Dona Pureza então decidiu pôr o pé na estrada. Largou a carvoaria que lhe rendia uns trocados e começou a percorrer os entrepostos de trabalhadores rurais desempregados. Mostrava a foto do filho de 18 anos e ia perguntando se alguém tinha visto aquele jovem com três dedos do pé esquerdo atrofiados.
Ao longo de três anos peregrinou, seguindo pistas que davam em nada. Mas anotava tudo o que via e ouvia — nomes de fazendeiros, locais suspeitos, tudo. De um sobrinho conseguiu emprestado um gravador que escondia na roupa de evangélica. Passou a gravar suas conversas com agenciadores de trabalho escravo, peões amedrontados, fazendeiros que jamais suspeitariam daquela crente. Na Pastoral ela encontrou incentivo para encaminhar denúncias a Brasília, a persistir. Escreveu dezenas de cartas a autoridades federais.
Dos presidentes Itamar Franco e, depois, Fernando Henrique Cardoso recebeu exatamente a mesma resposta protocolar.
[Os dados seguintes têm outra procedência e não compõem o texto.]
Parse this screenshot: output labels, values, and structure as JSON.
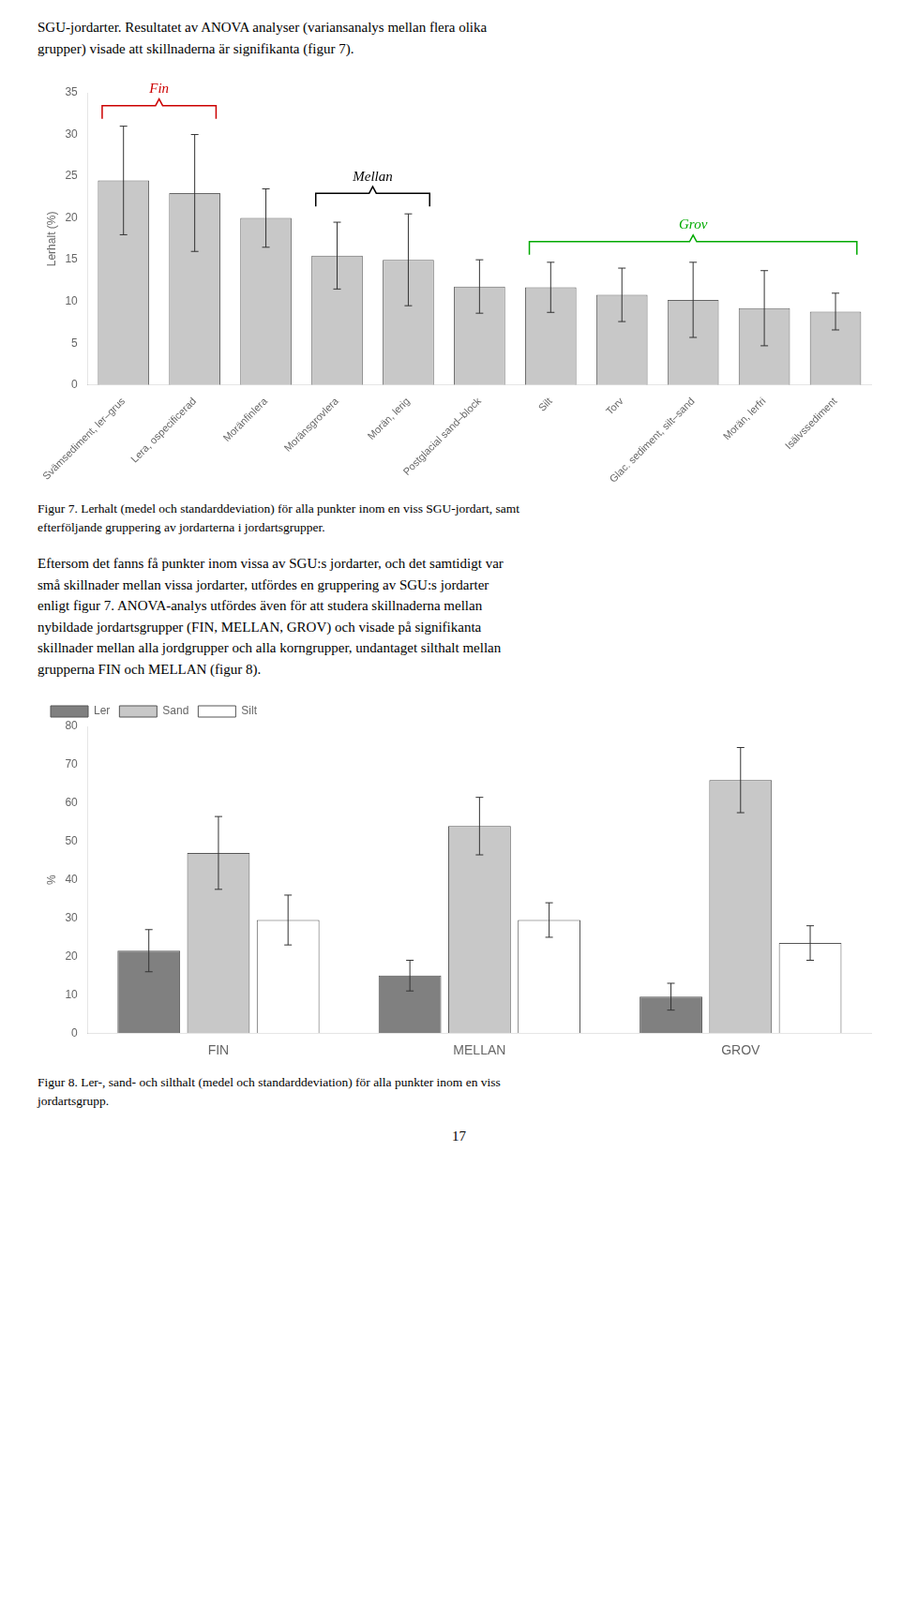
{
  "text_top": [
    "SGU-jordarter. Resultatet av ANOVA analyser (variansanalys mellan flera olika",
    "grupper) visade att skillnaderna är signifikanta (figur 7)."
  ],
  "chart_data": [
    {
      "type": "bar",
      "categories": [
        "Svämsediment, ler–grus",
        "Lera, ospecificerad",
        "Moränfinlera",
        "Moränsgrovlera",
        "Morän, lerig",
        "Postglacial sand–block",
        "Silt",
        "Torv",
        "Glac. sediment, silt–sand",
        "Morän, lerfri",
        "Isälvssediment"
      ],
      "values": [
        24.5,
        23.0,
        20.0,
        15.5,
        15.0,
        11.8,
        11.7,
        10.8,
        10.2,
        9.2,
        8.8
      ],
      "errors": [
        6.5,
        7.0,
        3.5,
        4.0,
        5.5,
        3.2,
        3.0,
        3.2,
        4.5,
        4.5,
        2.2
      ],
      "color": "#c8c8c8",
      "ylabel": "Lerhalt (%)",
      "ylim": [
        0,
        35
      ],
      "yticks": [
        0,
        5,
        10,
        15,
        20,
        25,
        30,
        35
      ],
      "grid": false,
      "annotations": [
        {
          "text": "Fin",
          "color": "#cc0000",
          "from": "Svämsediment, ler–grus",
          "to": "Lera, ospecificerad"
        },
        {
          "text": "Mellan",
          "color": "#000000",
          "from": "Moränsgrovlera",
          "to": "Morän, lerig"
        },
        {
          "text": "Grov",
          "color": "#00aa00",
          "from": "Silt",
          "to": "Isälvssediment"
        }
      ],
      "caption": [
        "Figur 7. Lerhalt (medel och standarddeviation) för alla punkter inom en viss SGU-jordart, samt",
        "efterföljande gruppering av jordarterna i jordartsgrupper."
      ]
    },
    {
      "type": "bar",
      "categories": [
        "FIN",
        "MELLAN",
        "GROV"
      ],
      "series": [
        {
          "name": "Ler",
          "color": "#808080",
          "values": [
            21.5,
            15.0,
            9.5
          ],
          "errors": [
            5.5,
            4.0,
            3.5
          ]
        },
        {
          "name": "Sand",
          "color": "#c8c8c8",
          "values": [
            47.0,
            54.0,
            66.0
          ],
          "errors": [
            9.5,
            7.5,
            8.5
          ]
        },
        {
          "name": "Silt",
          "color": "#ffffff",
          "values": [
            29.5,
            29.5,
            23.5
          ],
          "errors": [
            6.5,
            4.5,
            4.5
          ]
        }
      ],
      "ylabel": "%",
      "ylim": [
        0,
        80
      ],
      "yticks": [
        0,
        10,
        20,
        30,
        40,
        50,
        60,
        70,
        80
      ],
      "grid": false,
      "legend": "upper left",
      "caption": [
        "Figur 8. Ler-, sand- och silthalt (medel och standarddeviation) för alla punkter inom en viss",
        "jordartsgrupp."
      ]
    }
  ],
  "text_middle": [
    "Eftersom det fanns få punkter inom vissa av SGU:s jordarter, och det samtidigt var",
    "små skillnader mellan vissa jordarter, utfördes en gruppering av SGU:s jordarter",
    "enligt figur 7. ANOVA-analys utfördes även för att studera skillnaderna mellan",
    "nybildade jordartsgrupper (FIN, MELLAN, GROV) och visade på signifikanta",
    "skillnader mellan alla jordgrupper och alla korngrupper, undantaget silthalt mellan",
    "grupperna FIN och MELLAN (figur 8)."
  ],
  "page_number": "17"
}
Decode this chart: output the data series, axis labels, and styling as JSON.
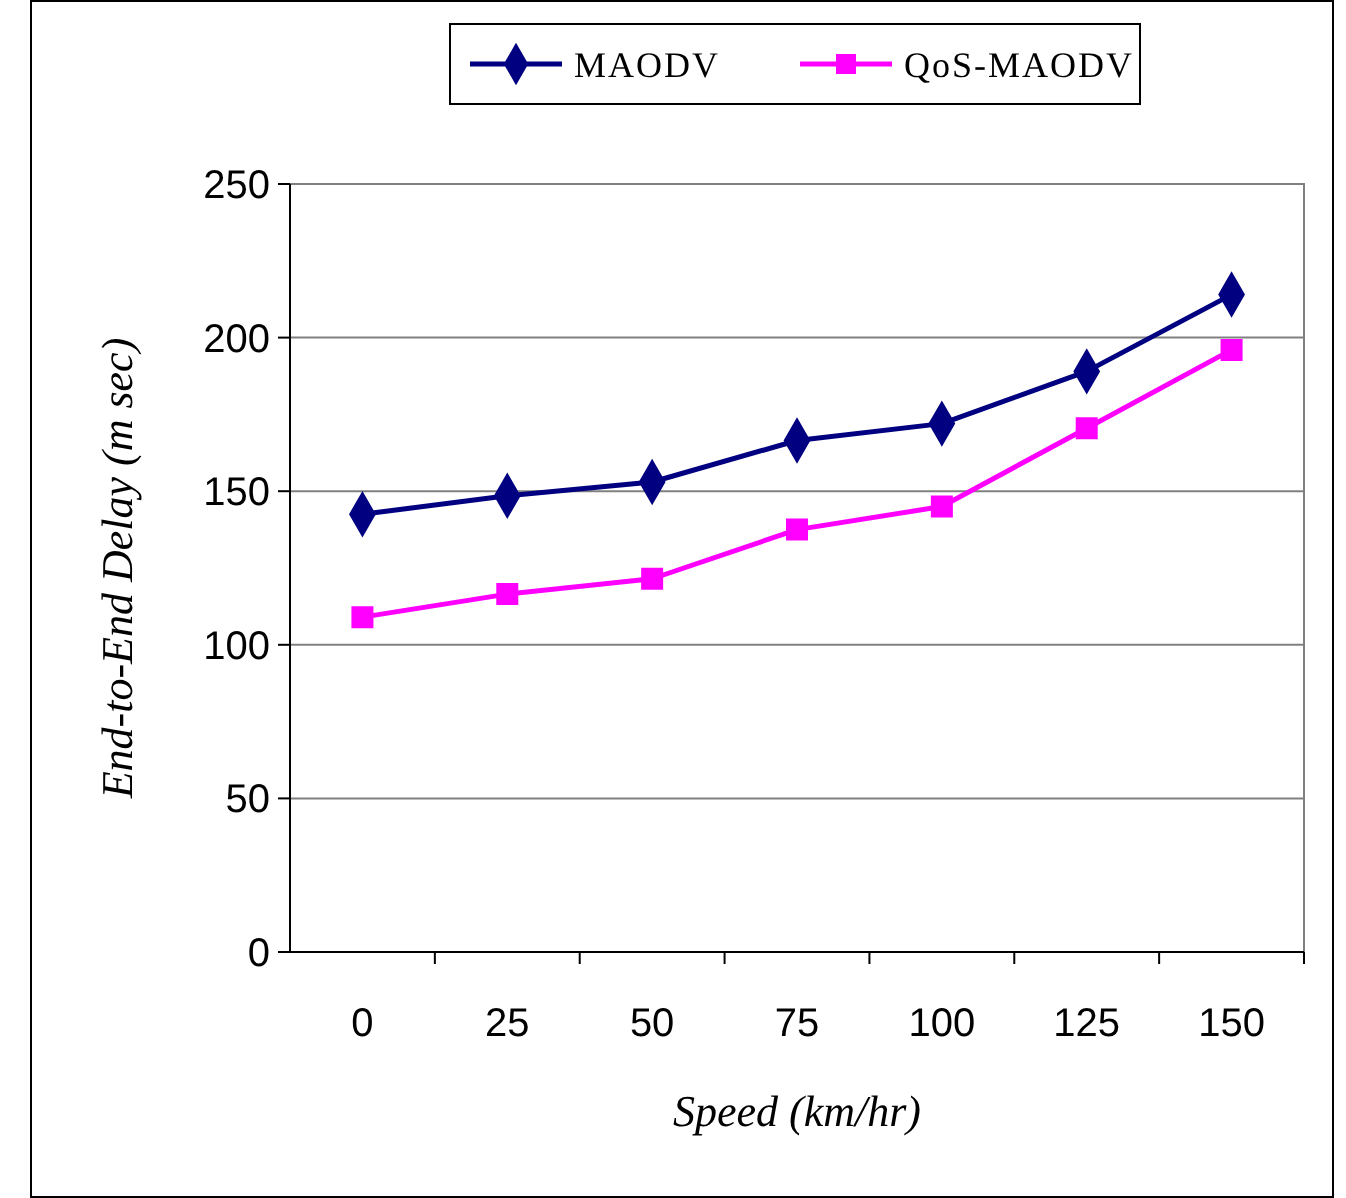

Dos conterrâneos José e Roseana Sarney não pronuncia o nome pois sequer responderam. À época, pelas contas da Pastoral da Terra, o número de brasileiros que trabalhavam sob vigilância armada, sem salário e cortados do mundo, em regime de escravidão, chegava a 26 mil.
“Lá em Brasília não têm misericórdia. Quando sentam na cadeira , acham que são semideuses. O Congresso passa o tempo todo brigando por dinheiro em vez de olhar com mais piedade para o povo”.
Esta coluna evoca aqui parte da viagem feita com dona Pureza duas décadas atrás, para “Veja”, por ela continuar atual. O tamanho do retrocesso embutido na portaria 1.129/2017do atual governo é obsceno. Alterar as regras de combate ao trabalho escravo, ou análogo ao trabalho escravo, num país em que as operações de fiscalização estão em ponto morto (foram 189 uma década atrás, este ano despencaram para 49), os recursos para a inspeção viraram farinata, e os beneficiários de sempre deixarão de ser nomeados, se encaixa na avaliação da cabocla respeitada em Londres:
“Lá em Brasília não têm misericórdia. Quando sentam na cadeira, acham que são semideuses”.